When you go Fusion-to-SSD256 you're no longer getting the 1TB HD, which is probably "worth" at least $100 including Apple Upgrade Tax. Unfortunately, Apple's SSD prices are gouge-y even alongside comparable fast NVMe products.
That's what I'm thinking 256 wouldn't work at all. 512 would be the minimum.
So, on my 2017 iMac, my Apps/System/Library files come to about 160GB and that includes Xcode, Logic Pro X (with full sound library - about 60GB that could be re-located to external storage if needed) FCPX/Motion etc. (not used much - I got an education deal so it was as cheap to get the full Pro bundle than just logic) full MS Office and more. Yeah, I do a bit of everything. Having that stuff (plus temp files, swap etc.) on fast SSD is what gives the biggest speed boost. 256GB is do-able if you keep most of your 'user' files on external.
I actually went for the 1TB SSD (education price again) and so far I've yet to use 512GB of it. 256GB would be slightly inconvenient but worse things happen at sea. Having to choose is the price of having a Mac without upgradeable internal storage.

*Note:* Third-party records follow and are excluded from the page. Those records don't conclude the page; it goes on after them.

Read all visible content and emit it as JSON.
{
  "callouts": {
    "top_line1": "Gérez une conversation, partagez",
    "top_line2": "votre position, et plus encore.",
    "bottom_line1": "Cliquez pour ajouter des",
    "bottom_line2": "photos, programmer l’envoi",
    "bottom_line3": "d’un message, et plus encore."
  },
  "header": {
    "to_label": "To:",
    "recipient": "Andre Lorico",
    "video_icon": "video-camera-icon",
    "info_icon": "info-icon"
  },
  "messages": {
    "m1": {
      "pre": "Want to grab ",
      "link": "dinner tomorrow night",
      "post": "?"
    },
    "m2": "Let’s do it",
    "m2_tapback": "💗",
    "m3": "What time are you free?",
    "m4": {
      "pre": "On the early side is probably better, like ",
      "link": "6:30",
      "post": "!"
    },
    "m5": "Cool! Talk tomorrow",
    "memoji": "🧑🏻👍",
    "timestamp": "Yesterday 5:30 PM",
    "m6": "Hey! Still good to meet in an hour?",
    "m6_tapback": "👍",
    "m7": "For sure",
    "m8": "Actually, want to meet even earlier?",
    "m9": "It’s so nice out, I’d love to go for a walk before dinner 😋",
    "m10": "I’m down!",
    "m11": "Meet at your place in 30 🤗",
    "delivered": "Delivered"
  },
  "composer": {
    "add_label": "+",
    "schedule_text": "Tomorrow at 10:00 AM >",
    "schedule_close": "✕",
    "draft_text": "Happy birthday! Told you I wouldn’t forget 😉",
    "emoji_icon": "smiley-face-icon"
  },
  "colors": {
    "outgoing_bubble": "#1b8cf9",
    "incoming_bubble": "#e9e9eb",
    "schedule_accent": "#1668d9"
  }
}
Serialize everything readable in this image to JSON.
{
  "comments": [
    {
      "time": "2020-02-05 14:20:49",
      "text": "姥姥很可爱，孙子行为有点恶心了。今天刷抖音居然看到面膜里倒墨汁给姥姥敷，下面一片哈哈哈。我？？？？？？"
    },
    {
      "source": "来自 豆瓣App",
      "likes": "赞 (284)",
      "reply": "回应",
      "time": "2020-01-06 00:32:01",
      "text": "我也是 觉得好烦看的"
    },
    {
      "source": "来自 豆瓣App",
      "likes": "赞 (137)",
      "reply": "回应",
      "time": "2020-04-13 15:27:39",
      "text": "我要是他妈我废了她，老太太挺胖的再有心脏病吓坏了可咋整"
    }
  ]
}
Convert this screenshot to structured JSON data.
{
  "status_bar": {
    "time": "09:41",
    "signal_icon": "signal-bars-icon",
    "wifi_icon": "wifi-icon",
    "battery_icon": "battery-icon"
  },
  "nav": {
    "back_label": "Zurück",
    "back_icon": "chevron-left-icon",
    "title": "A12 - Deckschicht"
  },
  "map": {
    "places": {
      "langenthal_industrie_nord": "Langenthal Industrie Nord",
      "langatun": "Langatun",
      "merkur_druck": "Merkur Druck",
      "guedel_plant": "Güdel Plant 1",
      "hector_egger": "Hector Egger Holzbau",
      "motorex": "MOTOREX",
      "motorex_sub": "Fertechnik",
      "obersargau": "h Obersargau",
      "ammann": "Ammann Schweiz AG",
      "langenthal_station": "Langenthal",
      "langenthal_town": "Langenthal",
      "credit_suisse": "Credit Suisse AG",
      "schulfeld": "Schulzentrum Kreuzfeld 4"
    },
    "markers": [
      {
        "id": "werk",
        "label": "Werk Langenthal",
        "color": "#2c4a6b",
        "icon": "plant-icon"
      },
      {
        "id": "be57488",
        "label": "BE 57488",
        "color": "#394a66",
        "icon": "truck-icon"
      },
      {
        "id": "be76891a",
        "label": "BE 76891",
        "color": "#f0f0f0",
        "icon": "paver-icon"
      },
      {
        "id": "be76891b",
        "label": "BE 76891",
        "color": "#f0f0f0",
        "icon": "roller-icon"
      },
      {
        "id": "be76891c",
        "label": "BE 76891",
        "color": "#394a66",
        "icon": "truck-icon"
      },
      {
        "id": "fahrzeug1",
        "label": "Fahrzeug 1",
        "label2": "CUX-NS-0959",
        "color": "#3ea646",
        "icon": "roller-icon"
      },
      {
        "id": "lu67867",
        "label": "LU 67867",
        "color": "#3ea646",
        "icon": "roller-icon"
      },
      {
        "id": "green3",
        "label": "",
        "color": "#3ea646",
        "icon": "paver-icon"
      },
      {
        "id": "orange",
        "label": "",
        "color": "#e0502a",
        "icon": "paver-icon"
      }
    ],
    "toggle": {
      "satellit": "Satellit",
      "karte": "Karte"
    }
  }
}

Unless I suddenly come into some money the Mini is probably going to get the job.
The value of the Mini vs. the 5k iMac depends a lot on what you expect from the display - adding a 5k display to the Mini will cost about £1200 and even a
decent 4k display fit to breathe the same air as the iMac will cost £600+
On the other hand, the Mini gives you a choice of displays and, odds are, it will work usably with your old display, and you can worry about upgrading that later. Only caveat is that larger (and cheaper) 1080p displays aren't the best match for the MacOS UI - the system fonts, menus, icons dialogs all come out a bit large. If you're buying a display and won't stretch to 4k/5k either go smaller than 27" or 2560x1400.
I've seen a few reports here that the 8GB Mini can be a bit sluggish running 4k/5k displays but upgrading the RAM helps - not surprising, since the weak spot of the Mini is its GPU which takes its video RAM from the main memory - and high res displays mean quad-size framebuffers. Something to consider if you're contemplating getting a high def display in future.
Also bear in mind that upgrading the RAM in the Mini is a major operation requiring total disassembly and always involves
replacing the existing RAM - whereas it is an absolute cinch to pop open the little door and
add another pair of RAM sticks to the 5k iMac's empty slots.